In Hodson v. Javitch, Block & Rathbone, LLP, No. 1:07 CV 2085, 2008 WL 191062 (N.D. Ohio Jan. 18, 2008), Hodson obtained two Capital One credit cards by filling out an on-line application. When Hodson defaulted on his payment obligations, Capital One hired Javitch, Block & Rathbone (JBR) to act as attorney in its collection efforts.

JBR filed two collection lawsuits, one for each card. Both cases were ultimately dismissed for improper venue, and following dismissal, Hodson sued JBR for allegedly violating the Fair Debt Collection Practices Act (FDCPA).

In response, JBR filed a motion to compel arbitration pursuant to an arbitration clause in the cardholder agreement. Hodson opposed the motion on various grounds.

As a preliminary matter, the Court determined that JBR was entitled to invoke the arbitration agreement, which conferred the right to arbitrate on "authorized representatives" of Capital One. The Court found that JBR was an "authorized representative" of Capital One as the attorney hired to pursue collection efforts.

The Court thus turned to Hodson's arguments for not enforcing the arbitration agreement. First, Hodson argued that JBR waived the right to demand arbitration by filing a lawsuit on each of the cardholder agreements. In rejecting this argument, the Court found that JBR's filing of the collection lawsuits did not meet the Sixth Circuit standard for waiver -- namely, conduct that is "completely inconsistent with an intent to arbitrate" and prejudicial to the opposing party.

Hodson also argued that the arbitration agreement was unconscionable and therefore unenforceable. The Court rejected this argument because the arbitration agreement was "not one-sided" but instead gave either party the right to demand arbitration. Moreover, as the Court noted, Hodson did not forfeit any rights by agreeing to arbitrate "but simply agreed to resolve the dispute in an arbitral rather than judicial forum."

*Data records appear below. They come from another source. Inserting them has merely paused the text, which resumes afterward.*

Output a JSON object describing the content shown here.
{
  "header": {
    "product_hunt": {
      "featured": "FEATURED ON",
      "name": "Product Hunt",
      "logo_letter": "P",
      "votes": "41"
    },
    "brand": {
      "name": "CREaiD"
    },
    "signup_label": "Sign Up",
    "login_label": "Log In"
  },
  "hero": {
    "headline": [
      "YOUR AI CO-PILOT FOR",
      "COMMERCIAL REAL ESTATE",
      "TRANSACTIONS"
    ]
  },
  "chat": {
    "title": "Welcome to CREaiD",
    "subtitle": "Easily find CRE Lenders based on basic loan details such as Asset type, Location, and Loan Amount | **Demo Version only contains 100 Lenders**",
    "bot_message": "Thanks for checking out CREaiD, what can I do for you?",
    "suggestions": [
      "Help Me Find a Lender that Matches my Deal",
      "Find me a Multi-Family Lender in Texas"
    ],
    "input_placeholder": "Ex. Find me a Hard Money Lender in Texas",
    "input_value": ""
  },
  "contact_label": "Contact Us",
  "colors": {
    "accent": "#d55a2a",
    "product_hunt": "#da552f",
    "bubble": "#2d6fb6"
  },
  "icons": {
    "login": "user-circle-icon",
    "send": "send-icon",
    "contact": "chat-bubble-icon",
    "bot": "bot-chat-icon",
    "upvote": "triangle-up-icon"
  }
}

Having rejected Hodson's arguments for not enforcing the arbitration agreement, the Court issued an order compelling arbitration of the FDCPA dispute.

In this case, JBR retained the benefits of arbitration because its filing of the collection lawsuits did not meet the controlling definition of waiver. Even if it doesn't rise to the level of waiver, the filing of a collection lawsuit may jeopardize the enforceability of an arbitration agreement under other legal doctrines.

For example, in Tillman v. Commercial Credit Loans, Inc., No. 360A06, 2008 WL 201750 (N.C. Jan. 25, 2008), the North Carolina Supreme Court held that an arbitration agreement and class waiver were unenforceable partly because the lender's routine filing of collection lawsuits evinced a lack of mutuality.